Франская империя не Вайленсия с её матриархальным укладом, здесь у девочек даже благородной крови прав не больше, чем у распоследнего безымянного бродяги, неприкаянного странника без мелкой монеты за душой. Здесь ценность девочки определяется её происхождением и мать, рождённая от богопротивной связи с харасанским демоном, превращает дочь в такого же отверженного, презираемого всеми смеска, как она сама, не стоящего ровным счётом ничего.
На следующий день двор возвращается из Эй-Форийи, загородной резиденции франских монархов, в столичный дворец. Императорский воздушный кортеж видно издалека и к полудню информации о прилёте двора добирается и до меня, принесённая шумными соседками с улицы. Лужи после вчерашнего ночного ливня высыхают окончательно и, глядя из окна на посветлевшую брусчатку, я снова и снова повторяю себе, что бояться нечего, что всё прошло, словно напоминания о давешнем дожде.
Всякий в Империи знает, что у правителя подходит срок, что скоро минует злополучный рубеж, возведённый его предками, и коли не будет к тому моменту сына, то ждёт страну великая беда. Но меня вопрос престолонаследия не касается, дочь императора, пусть бы и законная, чистокровная, венец не примет.
У Стефана есть ещё время.
Есть четыре избранные.
Говорят, каждая красива и пускай болтают, что две в императрицы не годятся, одна островитянка нечестивая, другая на чужих землях да в чужих традициях взращенная. Выбрать Стефан может любую, и кто осмелится оспорить его решение?
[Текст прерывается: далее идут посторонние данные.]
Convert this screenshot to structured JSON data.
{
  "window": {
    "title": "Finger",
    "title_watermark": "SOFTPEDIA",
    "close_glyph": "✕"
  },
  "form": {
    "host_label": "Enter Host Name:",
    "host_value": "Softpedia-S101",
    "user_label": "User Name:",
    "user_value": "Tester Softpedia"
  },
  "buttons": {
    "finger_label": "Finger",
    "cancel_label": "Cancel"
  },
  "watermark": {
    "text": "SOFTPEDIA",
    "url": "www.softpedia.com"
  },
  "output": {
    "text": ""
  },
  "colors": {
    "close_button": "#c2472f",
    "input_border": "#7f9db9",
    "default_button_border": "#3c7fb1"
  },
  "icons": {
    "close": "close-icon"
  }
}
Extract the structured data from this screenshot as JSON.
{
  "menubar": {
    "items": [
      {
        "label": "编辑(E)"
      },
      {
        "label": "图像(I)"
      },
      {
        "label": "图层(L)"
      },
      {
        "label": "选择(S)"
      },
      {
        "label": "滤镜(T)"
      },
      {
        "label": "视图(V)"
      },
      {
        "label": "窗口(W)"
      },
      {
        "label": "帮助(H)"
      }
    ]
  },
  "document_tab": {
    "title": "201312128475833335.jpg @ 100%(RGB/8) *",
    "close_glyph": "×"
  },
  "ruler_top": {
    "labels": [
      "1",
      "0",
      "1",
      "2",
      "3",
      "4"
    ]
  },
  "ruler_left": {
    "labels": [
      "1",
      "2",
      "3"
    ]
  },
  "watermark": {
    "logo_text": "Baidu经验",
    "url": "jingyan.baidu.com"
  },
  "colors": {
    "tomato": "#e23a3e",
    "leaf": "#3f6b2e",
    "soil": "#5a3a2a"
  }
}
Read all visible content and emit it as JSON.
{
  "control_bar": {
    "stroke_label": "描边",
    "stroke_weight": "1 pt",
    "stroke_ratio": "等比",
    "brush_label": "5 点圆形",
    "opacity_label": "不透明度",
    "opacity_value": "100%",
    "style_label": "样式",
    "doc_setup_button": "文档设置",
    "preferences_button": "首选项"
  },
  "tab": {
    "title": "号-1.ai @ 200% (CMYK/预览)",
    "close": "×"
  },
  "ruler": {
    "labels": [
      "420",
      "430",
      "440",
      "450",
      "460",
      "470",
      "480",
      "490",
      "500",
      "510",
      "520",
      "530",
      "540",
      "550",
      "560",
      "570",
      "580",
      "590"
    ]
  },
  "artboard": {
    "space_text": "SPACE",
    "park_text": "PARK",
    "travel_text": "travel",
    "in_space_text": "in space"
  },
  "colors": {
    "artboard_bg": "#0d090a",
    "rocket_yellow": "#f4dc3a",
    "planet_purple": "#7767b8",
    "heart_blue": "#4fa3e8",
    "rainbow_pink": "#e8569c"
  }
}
Вечером я возвращаюсь из обители домой и подмечаю неладное, едва повернув на свою улицу. Перед домом арайнэ Анды стоит чёрный экипаж без герба и знака наёмного извоза, рядом двое верховых. Невольно ускоряю шаг, едва ли не бегом миную спешившихся мужчин в чёрных одеждах. Ни герба, ни цветов рода, которому они служат, но видно, что не из простых, не работяги или случайные наёмники. Один было заступает мне дорогу, затем присматривается внимательнее и пропускает. Прохожу в дом, страх сплетается с нарастающим внутри холодом, бьётся, затапливает паникой.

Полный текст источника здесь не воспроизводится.